His key claim is that recent state spending ranged from $607.20 per Nevadan (in 2013) to $771.20 (in 2009), adjusted for inflation (apparently using 1992 dollars). From official records compiled by previous state controllers and their professional staff, adjusted for inflation, the correct numbers are $2,057.11 and $2,359.48.
Kirner’s numbers are about one-third of actual amounts because he cherry-picks an unrepresentative part of a part of total state spending. He uses only general fund amounts supported by state tax revenues. He ignores non-general-fund spending and amounts sourced from federal and other funds but routed through state government — quite disingenuous because he has helped move spending from general to other funds.
There are two reasons his approach errs.
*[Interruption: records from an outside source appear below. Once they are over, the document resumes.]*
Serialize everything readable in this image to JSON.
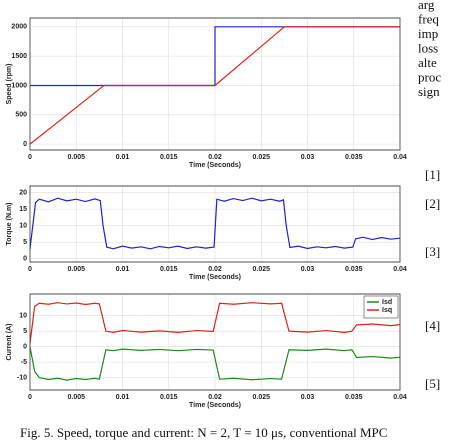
{
  "chart_data": [
    {
      "type": "line",
      "xlabel": "Time (Seconds)",
      "ylabel": "Speed (rpm)",
      "xlim": [
        0,
        0.04
      ],
      "xticks": [
        0,
        0.005,
        0.01,
        0.015,
        0.02,
        0.025,
        0.03,
        0.035,
        0.04
      ],
      "ylim": [
        -100,
        2150
      ],
      "yticks": [
        0,
        500,
        1000,
        1500,
        2000
      ],
      "grid": true,
      "series": [
        {
          "color": "#1f1fd6",
          "x": [
            0,
            0.02,
            0.02,
            0.04
          ],
          "values": [
            1000,
            1000,
            2000,
            2000
          ]
        },
        {
          "color": "#e0201c",
          "x": [
            0,
            0.008,
            0.02,
            0.0275,
            0.04
          ],
          "values": [
            0,
            1000,
            1000,
            2000,
            2000
          ]
        }
      ]
    },
    {
      "type": "line",
      "xlabel": "Time (Seconds)",
      "ylabel": "Torque (N.m)",
      "xlim": [
        0,
        0.04
      ],
      "xticks": [
        0,
        0.005,
        0.01,
        0.015,
        0.02,
        0.025,
        0.03,
        0.035,
        0.04
      ],
      "ylim": [
        -1,
        22
      ],
      "yticks": [
        0,
        5,
        10,
        15,
        20
      ],
      "grid": true,
      "series": [
        {
          "color": "#1f1fd6",
          "x": [
            0,
            0.0006,
            0.001,
            0.002,
            0.003,
            0.004,
            0.005,
            0.006,
            0.007,
            0.0076,
            0.0079,
            0.0083,
            0.009,
            0.01,
            0.011,
            0.012,
            0.013,
            0.014,
            0.015,
            0.016,
            0.017,
            0.018,
            0.019,
            0.0199,
            0.0202,
            0.021,
            0.022,
            0.023,
            0.024,
            0.025,
            0.026,
            0.027,
            0.0274,
            0.0277,
            0.0281,
            0.029,
            0.03,
            0.031,
            0.032,
            0.033,
            0.034,
            0.0349,
            0.0352,
            0.036,
            0.037,
            0.038,
            0.039,
            0.04
          ],
          "values": [
            3,
            17,
            18,
            17.2,
            18.3,
            17.5,
            18,
            17.3,
            18.1,
            17.6,
            10,
            3.5,
            3,
            3.8,
            3.2,
            3.6,
            3,
            3.7,
            3.3,
            3.8,
            3.1,
            3.6,
            3.2,
            3.5,
            18,
            17.4,
            18.2,
            17.6,
            18.3,
            17.5,
            18,
            17.4,
            17.8,
            10,
            3.4,
            3.8,
            3.1,
            3.6,
            3.3,
            3.7,
            3.2,
            3.5,
            6,
            6.5,
            5.8,
            6.4,
            5.9,
            6.2
          ]
        }
      ]
    },
    {
      "type": "line",
      "xlabel": "Time (Seconds)",
      "ylabel": "Current (A)",
      "xlim": [
        0,
        0.04
      ],
      "xticks": [
        0,
        0.005,
        0.01,
        0.015,
        0.02,
        0.025,
        0.03,
        0.035,
        0.04
      ],
      "ylim": [
        -14,
        17
      ],
      "yticks": [
        -10,
        -5,
        0,
        5,
        10
      ],
      "grid": true,
      "legend": "upper right",
      "series": [
        {
          "name": "Isd",
          "color": "#1a8a1a",
          "x": [
            0,
            0.0005,
            0.001,
            0.002,
            0.003,
            0.004,
            0.005,
            0.006,
            0.007,
            0.0075,
            0.0082,
            0.009,
            0.01,
            0.012,
            0.014,
            0.016,
            0.018,
            0.0198,
            0.0205,
            0.022,
            0.024,
            0.026,
            0.0272,
            0.028,
            0.03,
            0.032,
            0.034,
            0.0348,
            0.0353,
            0.037,
            0.039,
            0.04
          ],
          "values": [
            0,
            -8,
            -10,
            -10.6,
            -10.2,
            -10.8,
            -10.3,
            -10.6,
            -10.2,
            -10.5,
            -1,
            -1.3,
            -0.8,
            -1.2,
            -0.9,
            -1.3,
            -0.9,
            -1.1,
            -10.5,
            -10.2,
            -10.7,
            -10.3,
            -10.5,
            -1,
            -1.2,
            -0.8,
            -1.3,
            -1,
            -3.5,
            -3.2,
            -3.7,
            -3.4
          ]
        },
        {
          "name": "Isq",
          "color": "#e0201c",
          "x": [
            0,
            0.0005,
            0.001,
            0.002,
            0.003,
            0.004,
            0.005,
            0.006,
            0.007,
            0.0075,
            0.0082,
            0.009,
            0.01,
            0.012,
            0.014,
            0.016,
            0.018,
            0.0198,
            0.0205,
            0.022,
            0.024,
            0.026,
            0.0272,
            0.028,
            0.03,
            0.032,
            0.034,
            0.0348,
            0.0353,
            0.037,
            0.039,
            0.04
          ],
          "values": [
            1,
            13,
            14,
            13.7,
            14.2,
            13.8,
            14.1,
            13.6,
            14,
            13.8,
            5,
            4.6,
            5.2,
            4.7,
            5.1,
            4.6,
            5.2,
            4.9,
            14,
            13.7,
            14.2,
            13.8,
            14,
            5,
            4.7,
            5.2,
            4.6,
            5,
            7,
            7.3,
            6.8,
            7.1
          ]
        }
      ]
    }
  ],
  "right_text": {
    "lines": [
      "arg",
      "freq",
      "imp",
      "loss",
      "alte",
      "proc",
      "sign"
    ],
    "references": [
      "[1]",
      "[2]",
      "[3]",
      "[4]",
      "[5]"
    ]
  },
  "caption": "Fig. 5. Speed, torque and current: N = 2, T = 10 μs, conventional MPC"
}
First, Nevadans pay taxes and fees to provide those federal and other funds, and the Legislature and governor are responsible for approving that spending, too. In fact, federal monies spent by our state place an extra burden on us because Nevada gets a return on federal taxes that is much lower than most other states get.
Second, substantial empirical research shows that the numbers that determine the impact of government on economic growth and the public interest are total government spending amounts, not only those from particular accounts or sources. Research cited in our Controller’s Monthly Report #1 (at controller.nv.gov) shows that total public-sector spending, including state and local levels, has been too big a fraction of our economy for over 55 years.
This continued metastasis of government has slowed economic growth significantly over the last half century, directly damaging the public interest and producing an ever grimmer (not better) future for our communities and children. And Nevada politicians and special interests have played a substantial role in this uncaring destruction, especially those who supported this year’s taxing and spending blowout.
What are the true facts? First, state spending’s already excessive burden on our lives and wellbeing has increased 10 percent faster in the last decade than the incomes of Nevada families and businesses. (Due to changes in reporting categories, there is no pre-2004 total spending data comparable to figures since then; otherwise, we would use it. Hence, meaningful comparisons to earlier years such as 1992 are not possible.)
Contrary to many false claims about K12 education and health and human services spending, their funding has increased the most: 23 percent and 37 percent, respectively.
Another misleading Kirner claim is that the number of state employees shows that Nevada government is small. In fact, Nevada’s total state and local tax burden — that’s what matters, not head counts — has risen to the midpoint: 25th or 26th in the U.S., depending on how measured. Because local governments are subsidiaries of the state and governed by it, legislators and governors bear significant responsibility for local spending too — especially the excesses caused by state laws allowing public-employee unions to drive local spending ever higher.
Kirner makes a big deal about the extent of his participation in the legislative process, as if hearing every detail of the budget means that politicians make the right decisions. Legislators can’t really know the value of each spending proposal when they hear almost exclusively from proponents, most of them paid for by our tax dollars to advocate for their interest, not for voters, taxpayers and the public interest. They certainly can’t determine its net social value unless they get equally extensive testimony in the same hearings on the damage done by the taxes needed to fund each item — and they never do that.
Above all, they can’t make the right decisions if they substitute laboring over program details for focusing on the premier fact that government is already so big — even while still growing — that it has slowed economic growth to a long-term crawl and thus damaged our communities and children’s futures. If they really cared, they’d address and fix that first.
Ron Knecht is Nevada State Controller; Geoffrey Lawrence is Assistant Controller.